In this data package you can learn about hydrothermal vents using videos and environmental data. Some background information on hydrothermal vents can be found below and in the package itself.
Hydrothermal vents form along ocean spreading centres and back-arc basins where seawater percolates through the thin ocean crust to form hydrothermal fluid. Seawater becomes enriched in sulfur and dissolved minerals (e.g. iron, zinc and copper) through reactions with superheated rock within fractures and permeable zones in the seafloor, near the magma chamber, and is released as superheated (250° - 400° C) buoyant plumes of hydrothermal fluid. Once the vent effluent mixes with the cold seawater, minerals precipitate and form black metal sulfide deposits and tall chimneys. When the seawater does not penetrate deep enough into the ocean crust, chemical reactions are partial and the fluid is released as diffuse flow characterized by lower temperatures (20° - 50° C). The mixing of hydrothermal fluid with seawater generates steep heat and chemical gradients, sometimes at the scale of a few centimetres.
Vents are home to an endemic faunal community independent of energy from sunlight and photosynthetic organisms. The vent food web fully relies on chemical fluxes as a source of energy.
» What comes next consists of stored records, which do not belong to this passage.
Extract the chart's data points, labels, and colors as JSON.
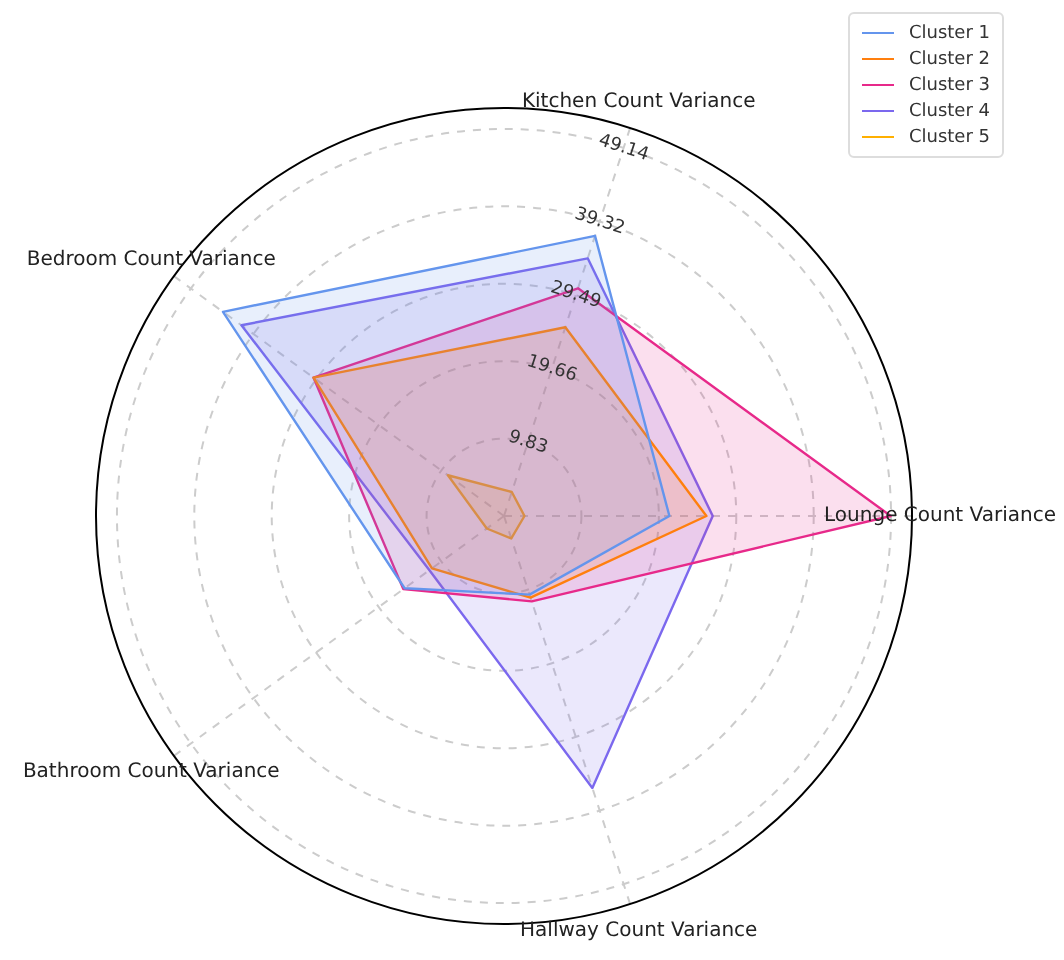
{
  "chart_data": {
    "type": "radar",
    "categories": [
      "Kitchen Count Variance",
      "Lounge Count Variance",
      "Hallway Count Variance",
      "Bathroom Count Variance",
      "Bedroom Count Variance"
    ],
    "series": [
      {
        "name": "Cluster 1",
        "color": "#6495ed",
        "values": [
          37.4,
          21.0,
          10.5,
          15.6,
          44.1
        ]
      },
      {
        "name": "Cluster 2",
        "color": "#ff7f0e",
        "values": [
          25.2,
          25.7,
          10.9,
          11.3,
          29.9
        ]
      },
      {
        "name": "Cluster 3",
        "color": "#e7298a",
        "values": [
          30.4,
          49.1,
          11.4,
          15.8,
          29.9
        ]
      },
      {
        "name": "Cluster 4",
        "color": "#7b68ee",
        "values": [
          34.4,
          26.5,
          36.3,
          11.7,
          41.2
        ]
      },
      {
        "name": "Cluster 5",
        "color": "#ffb000",
        "values": [
          3.2,
          2.6,
          3.0,
          2.7,
          8.8
        ]
      }
    ],
    "ylim": [
      0,
      51.8
    ],
    "yticks": [
      9.83,
      19.66,
      29.49,
      39.32,
      49.14
    ],
    "grid": true,
    "legend": "top right",
    "marker": "none",
    "line_style": "solid"
  }
}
Vent organisms including limpets and snails graze upon dense mats of sulphur oxidizing bacteria, whereas suspension feeders (polychaetes and bivalves) feed on the sulphur bacteria suspended in the water column. A common method for vent dwelling organisms to obtain nutrients is through symbiosis with sulphur oxidizing bacteria (Lalli and Parsons, 2010).
Lalli, C. M., and Parsons, T. R. (2010). Biological Oceanography: An Introduction. (2nd ed.). Burlington, MA: Elsevier Ltd.